In Europe, during the seventeenth and eighteenth centuries, the potato traveled north from Spain, as more and more farmers found it useful for survival.
You see, the seventeenth and eighteenth centuries were a time of almost constant war, and armies marched back and forth across Europe, plundering as they went. Many small farmers and their families died because all of their stores of grain were confiscated by whatever army happened to be marching past their farm.
Word quickly spread about the potato. Farmers could leave their crop in the ground, digging up only what they needed until a passing army was safely over the horizon. The potato marched north, and many people survived who would otherwise have starved.
The climate and soil of the Basque country of Spain were especially friendly to potato growers, and Basque fishermen began taking potatoes on their long fishing trips to the Grand Banks. When the fishermen stopped in Ireland for a rest and a wee drop of Irish whiskey on their way back home, they left some potatoes behind.
The potato really thrived in Irish soil, and before long it became a staple of the Irish diet. Poor farmers could grow bushels of them on small plots, and potatoes, along with milk and cheese from a single cow, would supply all the vitamins, minerals and protein a family needed to live.
When the English conquered Ireland in the 17th century, they tried to colonize the country, but soon found that Irish soil and climate are NOT friendly to wheat. And, since English farmers and workers were unwilling to give up their precious bread to emigrate to Ireland, the aristocracy had to rely on Irish labor. This was also economical, since an acre of potatoes and grass, and one cow would support an Irish family. As a consequence, the Irish population grew, and Britain only gained a toehold in the North, where imported Scottish farmers found that their oats also grew quite nicely.

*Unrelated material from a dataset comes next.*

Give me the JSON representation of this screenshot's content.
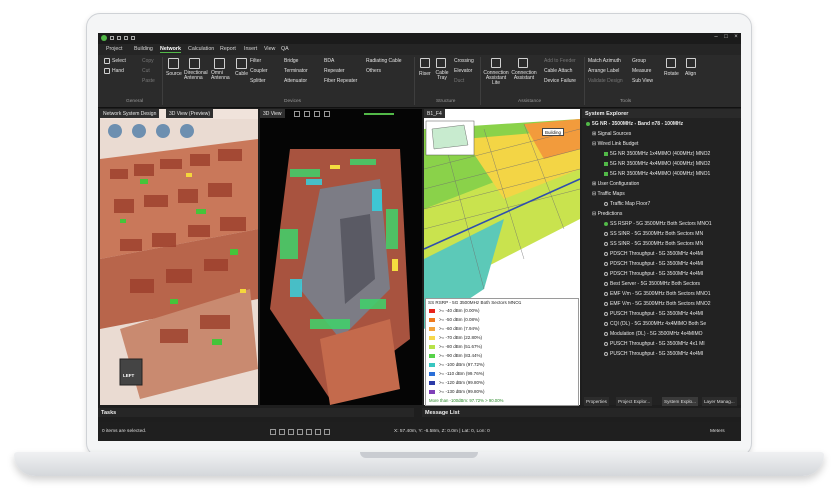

It had to happen sooner or later- In the mid-1800’s, a ship docked in Ireland and brought with it a fungus that attacked potatoes, bringing on the terrible Irish Potato Famine. Millions of Irish, faced with starvation at home, emigrated to Canada, Australia, the USA, and other countries, radically changing the ethnic mix of Western civilization.
Meanwhile, back in Europe, a few rulers began to catch on the virtues of the potato. (Some monarchs were almost as smart as the average peasant.)
Frederick the Great of Prussia ordered large tracts of land to be planted with potatoes, enabling his small country to survive numerous invasions by larger nations. This, coupled with his success as a military strategist, turned Prussia into a powerful nation, which eventually led to the unification of Germany in the nineteenth century.
And now for the bad news: German unification made possible World War I, the rise of Hitler, World War II, and the Holocaust.
Blame it all on Pizarro. We might also say that the Inca King Atahualpa’s Revenge was mightier than Moctezuma’s Revenge.